Selecteer een pagina

Afgelopen weekend logeerde ik met twaalf oud-huisgenoten uit mijn studententijd bij een van ons in Enschede. Zij bewoont een schitterende bungalow in een lommerrijke wijk. Gisterochtend had ik het er met mijn kamergenoten – van wie er een binnenkort een nieuwbouwhuis in Amsterdam betrekt – over of we zelf in een bungalow zouden willen wonen. Ik vind het wel wat hebben; mijn schoonmoeder heeft er ook een en ik waan me altijd in een Amerikaans filmdecor.

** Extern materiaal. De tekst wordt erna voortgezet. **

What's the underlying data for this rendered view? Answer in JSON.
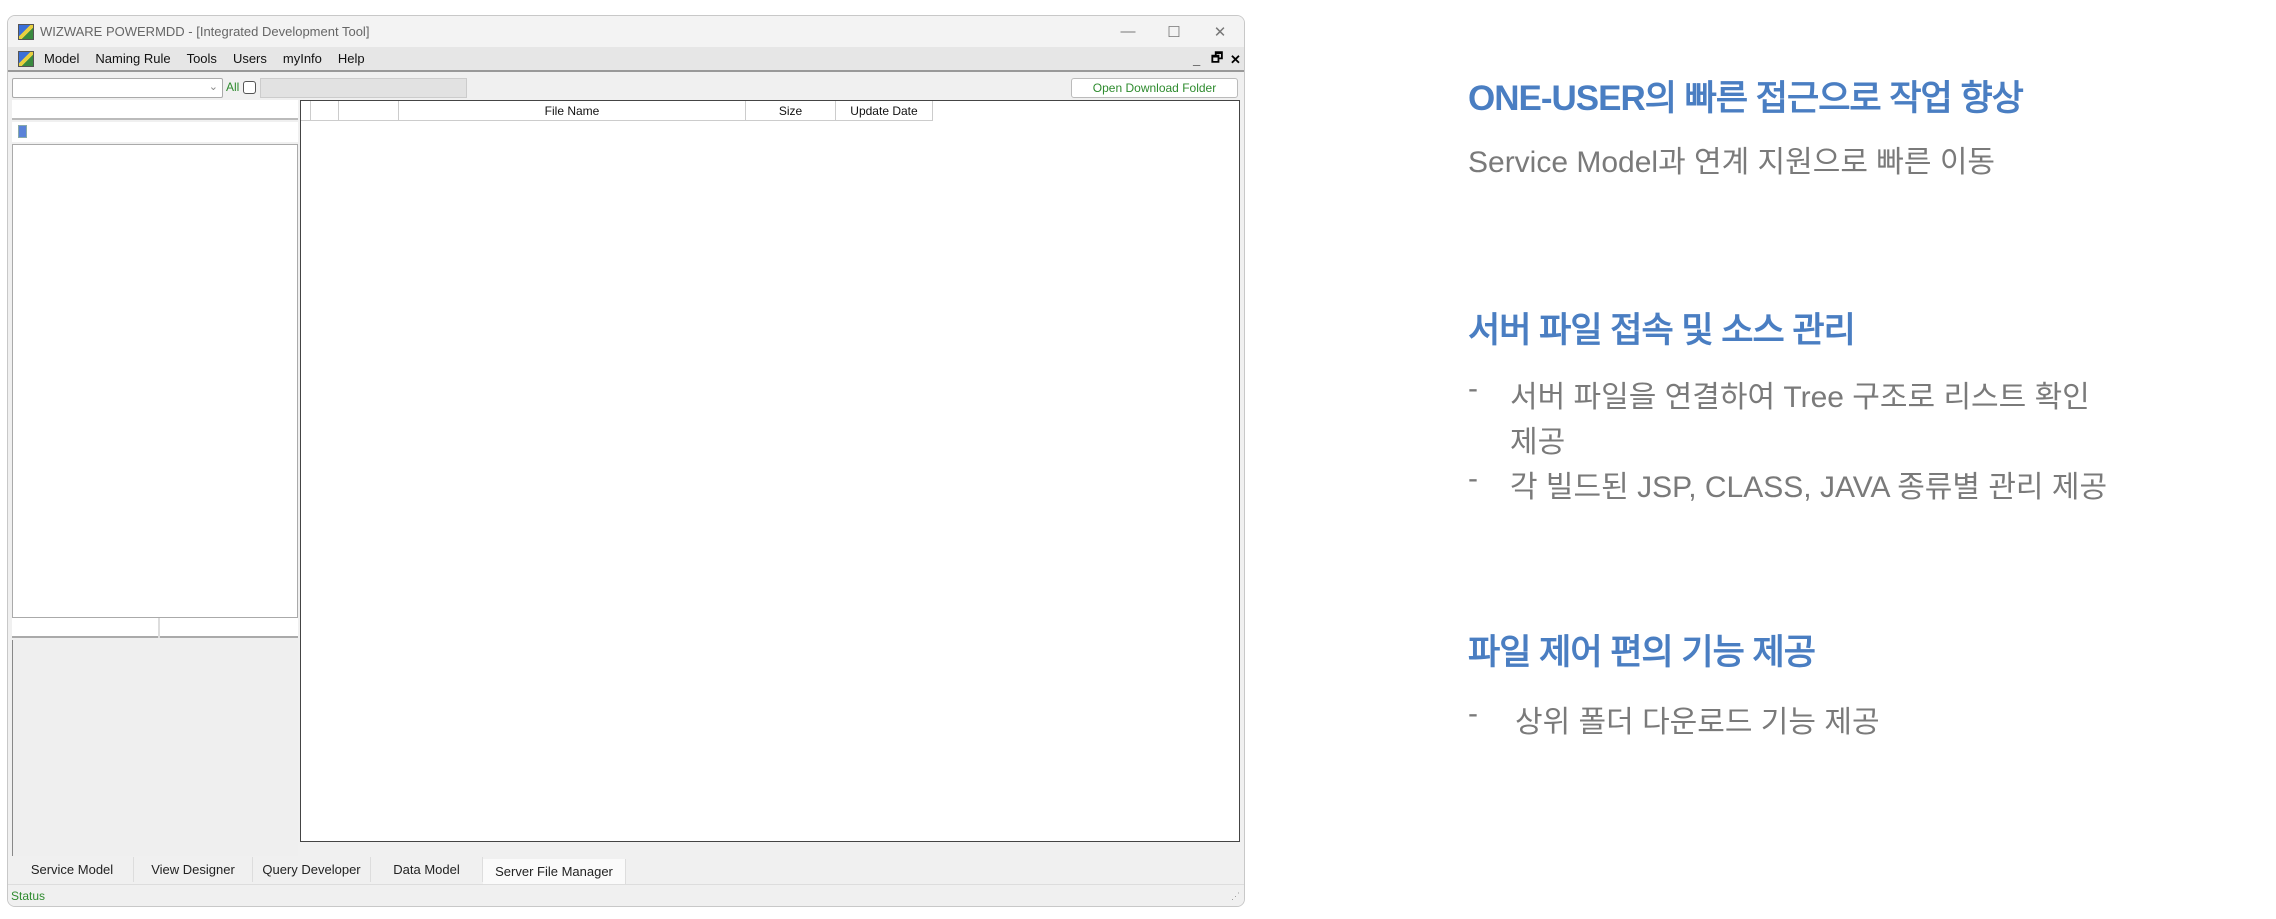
{
  "window": {
    "title": "WIZWARE POWERMDD - [Integrated Development Tool]"
  },
  "menu": [
    "Model",
    "Naming Rule",
    "Tools",
    "Users",
    "myInfo",
    "Help"
  ],
  "toolbar": {
    "all_label": "All",
    "open_download_folder": "Open Download Folder",
    "combo_value": "",
    "filter_value": ""
  },
  "grid": {
    "columns": [
      "",
      "",
      "",
      "File Name",
      "Size",
      "Update Date"
    ],
    "rows": []
  },
  "tabs": [
    {
      "label": "Service Model",
      "active": false
    },
    {
      "label": "View Designer",
      "active": false
    },
    {
      "label": "Query Developer",
      "active": false
    },
    {
      "label": "Data Model",
      "active": false
    },
    {
      "label": "Server File Manager",
      "active": true
    }
  ],
  "status": {
    "text": "Status",
    "color": "#2e8b2e"
  },
  "panel": {
    "sections": [
      {
        "heading": "ONE-USER의 빠른 접근으로 작업 향상",
        "text": "Service Model과 연계 지원으로 빠른 이동"
      },
      {
        "heading": "서버 파일 접속 및 소스 관리",
        "bullets": [
          "서버 파일을 연결하여 Tree 구조로 리스트 확인",
          "제공",
          "각 빌드된 JSP, CLASS, JAVA 종류별 관리 제공"
        ]
      },
      {
        "heading": "파일 제어 편의 기능 제공",
        "bullets": [
          "상위 폴더 다운로드 기능 제공"
        ]
      }
    ],
    "dash": "-",
    "heading_color": "#4a7ec2"
  }
}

We vroegen ons ook af wat de herkomst van het woord is. Ik riep meteen dat ik dat vandaag uit zou zoeken voor Ikzegookmaarwat. Dus dames, bij dezen: de bungalow is van oorsprong een Indiaas landhuis van één verdieping hoog, omgeven door veranda’s. Het komt van het Hindoestaanse woord banglā dat ‘Bengaalse’ betekent. Ewoud Sanders schreef er in het Geoniemenwoordenboek onder andere over hoe de van oorsprong koloniale bungalow in Engeland de functie kreeg van vrijetijdswoning of buitenhuisje. ‘Het idee sloeg aan en de bungalow verbreidde zich binnen enkele decennia over de hele westerse wereld, hardnekkig achtervolgd door een aura van luxe — want wie kon zich eigenlijk een buitenhuisje veroorloven? — en ontspanning. […] De meeste Nederlanders moesten zich behelpen met een bungalowtent.’ Dat gold dit weekend ook voor één van mijn vriendinnen. Bij gebrek aan ruimte in onze Enschedese herberg, sliep ze in de tuin en evolueerde zo haar ieniemini iglotent tot bungalowtent.